Nasce tutto da lì: i semi della rivolta contadina in Germania, le rivolte cittadine, la Rivoluzione Inglese e quella Americana arrivano tutte da questo processo, da questa ingiustizia che segna il passaggio dal medioevo all’età del capitalismo. Quello che si può capire delle genti che solcavano i mari, volta a volta come pirati, marinai imbarcati a forza su navi da guerra o navi negriere, ex schiavi o schiavi appena catturati, soggetti a punizioni crudeli, dalle vite brevi e tribolate da amputazioni, malanni mai curati, sfruttamento e povertà sono le definizioni che ne danno i vincitori, quelli che hanno potuto imparare a leggere e a scrivere. Sono loro che definiscono la canaglia, la motley crew, ovvero la ciurmaglia multicolore, composta da ribelli irlandesi, levellers inglesi, schiavi fuggiaschi, indiani e meticci, come idra, piante da estirpare, oziosi, farabutti, esseri di una classe inferiore, indegni del vivere civile e all’occorrenza carne da cannone per le guerre mercantili delle potenze dell’epoca.
Secondo Linebaugh e Rediker è questa stessa classe mista di reietti e sfruttati che a più riprese ha incendiato le opposte rive dell’Atlantico. Ma se parliamo di solo spirito, di idee di rivolta, di sentimenti di libertà e giustizia, in poche parole del seme che costituisce il modo di vivere americano e anche anglosassone, allora possiamo dare loro ragione. Ma con lo spirito soltanto non si fanno le rivoluzioni né si vincono le guerre. La Rivoluzione inglese è stata vinta da Cromwell con il New Model Army e quella Americana dalle truppe comandate da Washington. In tutti e due i casi gli eventi vittoriosi hanno richiesto uno spirito superiore di organizzazione, dove la rivolta diventa rivoluzione, dove si può dire che la rivolta si istituzionalizza, con tutti i rischi di derive autoritarie, ingiustizie e controrivoluzione che questo processo comporta.

Il mondo come lo conosciamo

La lettura della formazione dell’impero del mare britannico alla luce della nuova storiografia e sociologia (su tutti Olocausti tardovittioriani di Mike Davis) è ora cambiata, perché bisogna tenere conto di tutti gli apporti che ci mostrano quanti milioni di morti in due secoli (tre se aggiungiamo l’Ottocento con la terribile carestia irlandese e le altrettanto paurose carestie indiane), vittime di un processo di accumulazione che ha dato origine al mondo così come lo conosciamo.
Bisogna anche riflettere sull’elasticità del capitalismo, mai troppo studiata. Ai tempi di Blake (fine Settecento, primo Ottocento) si pensava che l’abolizione della schiavitù avrebbe portato a una società migliore e più libera e che automaticamente sarebbe diventata una società di liberi e uguali. Più avanti nel diciannovesimo secolo si pensava che il sudato arrivo del suffragio universale avrebbe portato al potere le masse e posto fine ai privilegi, egoismi e soprusi della classe predatrice di nobili, mercanti e industriali. Si pensava che le otto ore avrebbero liberato energie da spendere in famiglia e tempo libero; che oltre il pane sarebbero arrivate anche le rose.

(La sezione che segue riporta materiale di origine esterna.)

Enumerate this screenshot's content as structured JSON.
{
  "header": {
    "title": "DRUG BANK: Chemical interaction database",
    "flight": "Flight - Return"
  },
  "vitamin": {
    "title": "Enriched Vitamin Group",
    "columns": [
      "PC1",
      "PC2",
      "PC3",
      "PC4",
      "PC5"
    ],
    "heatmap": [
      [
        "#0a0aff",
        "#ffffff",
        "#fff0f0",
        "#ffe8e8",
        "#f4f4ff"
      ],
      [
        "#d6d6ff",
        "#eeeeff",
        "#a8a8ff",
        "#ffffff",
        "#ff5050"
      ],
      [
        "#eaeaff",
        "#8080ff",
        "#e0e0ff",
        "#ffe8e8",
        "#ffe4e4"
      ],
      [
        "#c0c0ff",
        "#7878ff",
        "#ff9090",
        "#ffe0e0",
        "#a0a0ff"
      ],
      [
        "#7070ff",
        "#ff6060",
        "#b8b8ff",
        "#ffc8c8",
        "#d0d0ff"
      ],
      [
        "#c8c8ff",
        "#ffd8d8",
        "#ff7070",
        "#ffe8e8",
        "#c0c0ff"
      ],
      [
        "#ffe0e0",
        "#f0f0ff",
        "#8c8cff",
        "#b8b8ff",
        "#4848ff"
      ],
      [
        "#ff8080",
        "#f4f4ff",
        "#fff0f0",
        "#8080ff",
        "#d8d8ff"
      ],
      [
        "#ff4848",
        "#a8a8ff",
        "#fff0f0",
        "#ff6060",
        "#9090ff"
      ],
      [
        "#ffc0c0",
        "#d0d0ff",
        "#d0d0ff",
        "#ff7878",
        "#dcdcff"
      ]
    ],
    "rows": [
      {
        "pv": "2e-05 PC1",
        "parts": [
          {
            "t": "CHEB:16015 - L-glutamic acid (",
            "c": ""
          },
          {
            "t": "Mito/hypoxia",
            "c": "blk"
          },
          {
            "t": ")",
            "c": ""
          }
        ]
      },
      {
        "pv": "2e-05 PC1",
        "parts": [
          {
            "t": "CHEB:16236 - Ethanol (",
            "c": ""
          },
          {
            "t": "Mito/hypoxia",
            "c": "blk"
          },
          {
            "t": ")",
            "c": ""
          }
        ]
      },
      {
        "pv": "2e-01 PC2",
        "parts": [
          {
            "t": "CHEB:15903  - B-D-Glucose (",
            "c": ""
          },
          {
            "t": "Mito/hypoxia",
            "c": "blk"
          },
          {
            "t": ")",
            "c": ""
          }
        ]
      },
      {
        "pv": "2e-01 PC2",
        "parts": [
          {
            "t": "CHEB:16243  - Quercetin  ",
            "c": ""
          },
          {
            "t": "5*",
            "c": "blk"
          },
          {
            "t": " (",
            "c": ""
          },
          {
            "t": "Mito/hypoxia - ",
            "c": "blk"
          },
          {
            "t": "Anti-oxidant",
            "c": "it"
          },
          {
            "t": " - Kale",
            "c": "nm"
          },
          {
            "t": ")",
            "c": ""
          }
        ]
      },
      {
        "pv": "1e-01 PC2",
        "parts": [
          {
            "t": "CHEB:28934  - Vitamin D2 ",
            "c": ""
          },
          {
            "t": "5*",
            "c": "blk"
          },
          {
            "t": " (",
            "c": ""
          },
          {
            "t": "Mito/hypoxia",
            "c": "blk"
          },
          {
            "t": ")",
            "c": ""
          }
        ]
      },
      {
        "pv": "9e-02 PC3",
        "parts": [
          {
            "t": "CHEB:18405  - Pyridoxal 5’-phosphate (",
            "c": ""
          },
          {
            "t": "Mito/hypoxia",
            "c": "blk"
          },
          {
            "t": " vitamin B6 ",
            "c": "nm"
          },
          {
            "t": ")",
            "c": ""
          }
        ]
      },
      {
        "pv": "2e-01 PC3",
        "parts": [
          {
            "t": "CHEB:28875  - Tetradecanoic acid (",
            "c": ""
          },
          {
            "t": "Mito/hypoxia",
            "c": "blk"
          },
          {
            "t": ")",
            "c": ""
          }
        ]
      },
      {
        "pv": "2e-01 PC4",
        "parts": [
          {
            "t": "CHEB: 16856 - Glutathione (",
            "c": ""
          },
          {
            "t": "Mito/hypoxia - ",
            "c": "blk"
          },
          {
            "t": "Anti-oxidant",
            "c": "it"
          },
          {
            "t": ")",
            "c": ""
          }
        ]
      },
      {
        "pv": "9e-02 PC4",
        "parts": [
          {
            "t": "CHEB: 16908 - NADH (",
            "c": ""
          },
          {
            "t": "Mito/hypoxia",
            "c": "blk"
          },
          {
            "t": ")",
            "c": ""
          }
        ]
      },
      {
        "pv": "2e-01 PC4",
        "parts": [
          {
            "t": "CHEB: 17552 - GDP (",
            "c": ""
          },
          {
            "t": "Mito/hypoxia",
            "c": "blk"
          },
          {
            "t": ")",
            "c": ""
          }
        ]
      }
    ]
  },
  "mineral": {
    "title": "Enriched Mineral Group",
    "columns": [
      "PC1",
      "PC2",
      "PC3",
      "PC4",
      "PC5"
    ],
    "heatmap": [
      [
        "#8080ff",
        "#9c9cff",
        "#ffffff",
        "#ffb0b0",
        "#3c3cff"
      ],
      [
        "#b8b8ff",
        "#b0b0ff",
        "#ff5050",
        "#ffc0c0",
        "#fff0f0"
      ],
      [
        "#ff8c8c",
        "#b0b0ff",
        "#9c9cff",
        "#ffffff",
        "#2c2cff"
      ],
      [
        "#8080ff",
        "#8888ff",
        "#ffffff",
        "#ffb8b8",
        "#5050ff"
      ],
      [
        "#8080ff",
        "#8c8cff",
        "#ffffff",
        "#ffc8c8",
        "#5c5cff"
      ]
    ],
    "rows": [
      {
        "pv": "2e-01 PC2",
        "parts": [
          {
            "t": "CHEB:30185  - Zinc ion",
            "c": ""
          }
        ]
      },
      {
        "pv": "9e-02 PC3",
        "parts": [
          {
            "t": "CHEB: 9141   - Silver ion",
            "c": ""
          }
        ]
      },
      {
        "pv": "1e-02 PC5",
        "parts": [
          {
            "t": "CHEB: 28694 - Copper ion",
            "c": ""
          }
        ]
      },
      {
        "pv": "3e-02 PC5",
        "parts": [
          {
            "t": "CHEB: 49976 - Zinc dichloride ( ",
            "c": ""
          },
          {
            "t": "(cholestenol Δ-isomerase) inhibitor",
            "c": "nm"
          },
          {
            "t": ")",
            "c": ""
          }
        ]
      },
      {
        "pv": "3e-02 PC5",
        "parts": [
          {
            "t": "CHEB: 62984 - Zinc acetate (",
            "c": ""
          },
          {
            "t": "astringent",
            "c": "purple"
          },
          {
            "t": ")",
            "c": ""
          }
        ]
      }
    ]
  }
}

Ogni volta le classi dominanti hanno reagito con asprezza e combattuto fino a quando hanno potuto per non perdere la posizione dominante. Ma, realizzata la sconfitta – e cioè la sostanziale antieconomicità di mantenere una posizione rigida – a quel punto le classi dominanti reagiscono con la fuga dei capitali, con l’inizio di nuove attività altrove. Reagiscono globalizzandosi. E’ l’ultimo salto, che non è il frutto degli ultimi venti o trent’anni, ma un processo che si è sempre verificato.

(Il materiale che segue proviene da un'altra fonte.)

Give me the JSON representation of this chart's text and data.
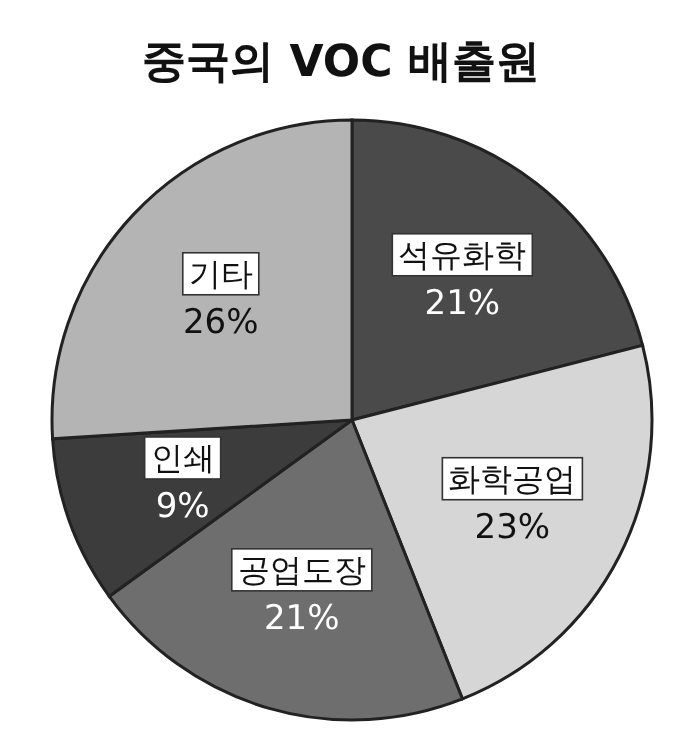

In patria si concedevano i diritti alla sanità e all’istruzione alla sola classe operaia inglese grazie alle sue lotte, ma in India e in altre parti dell’Impero proseguiva la vecchia economia della piantagione, e la ricchezza derivava dagli obblighi delle colonie a commerciare solo con la madrepatria.

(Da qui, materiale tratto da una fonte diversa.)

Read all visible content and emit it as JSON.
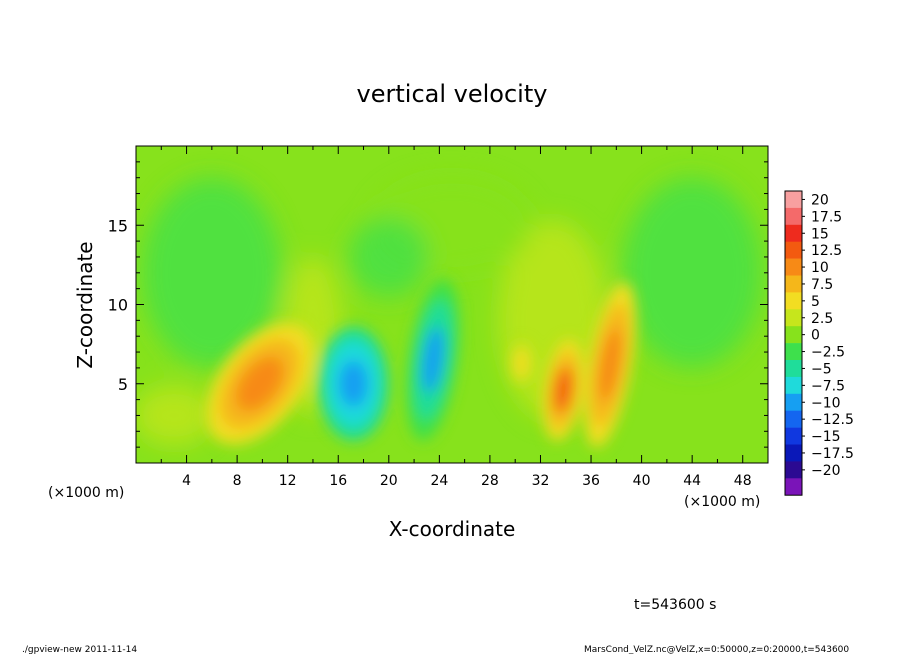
{
  "chart_data": {
    "type": "heatmap",
    "title": "vertical velocity",
    "xlabel": "X-coordinate",
    "ylabel": "Z-coordinate",
    "x_unit_label": "(×1000 m)",
    "x_unit_label_right": "(×1000 m)",
    "xlim": [
      0,
      50
    ],
    "ylim": [
      0,
      20
    ],
    "x_ticks": [
      "4",
      "8",
      "12",
      "16",
      "20",
      "24",
      "28",
      "32",
      "36",
      "40",
      "44",
      "48"
    ],
    "x_tick_values": [
      4,
      8,
      12,
      16,
      20,
      24,
      28,
      32,
      36,
      40,
      44,
      48
    ],
    "y_ticks": [
      "5",
      "10",
      "15"
    ],
    "y_tick_values": [
      5,
      10,
      15
    ],
    "colorbar": {
      "levels": [
        "20",
        "17.5",
        "15",
        "12.5",
        "10",
        "7.5",
        "5",
        "2.5",
        "0",
        "−2.5",
        "−5",
        "−7.5",
        "−10",
        "−12.5",
        "−15",
        "−17.5",
        "−20"
      ],
      "colors": [
        "#f8a0a0",
        "#f46a6a",
        "#ee2b1e",
        "#f35a10",
        "#f78a16",
        "#f5b71a",
        "#f2dd22",
        "#c6e61c",
        "#87e21c",
        "#3ee04c",
        "#1fdd9a",
        "#1fdadb",
        "#169ff2",
        "#1466f0",
        "#1038e0",
        "#0a18b8",
        "#2b0a92",
        "#7a14b8"
      ]
    },
    "features": [
      {
        "kind": "updraft",
        "x": 9.8,
        "z": 5.0,
        "w": 11
      },
      {
        "kind": "downdraft",
        "x": 17.2,
        "z": 5.0,
        "w": -11
      },
      {
        "kind": "downdraft",
        "x": 23.5,
        "z": 6.5,
        "w": -9
      },
      {
        "kind": "updraft",
        "x": 30.5,
        "z": 6.3,
        "w": 6
      },
      {
        "kind": "updraft",
        "x": 33.8,
        "z": 4.6,
        "w": 12
      },
      {
        "kind": "updraft",
        "x": 37.5,
        "z": 6.2,
        "w": 11
      }
    ]
  },
  "annotations": {
    "time": "t=543600 s",
    "footer_left": "./gpview-new  2011-11-14",
    "footer_right": "MarsCond_VelZ.nc@VelZ,x=0:50000,z=0:20000,t=543600"
  }
}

Quindi il capitale non è un unico, immenso Moloch: è piuttosto un’idra a più teste, proprio come i movimenti rivoluzionari, e ognuna persegue i propri interessi e convenienze. Quando molti di questi vengono messi in discussione tutti assieme, allora emerge la solidarietà di classe superiore, l’unione sacra per schiacciare le rivolte, l’avvento di meccanismi (mercati, fughe di capitali, regolamenti su tutto: sicurezza, stabilità, assicurazioni, mutue, pensioni etc.) per controllare comportamenti e ribellioni.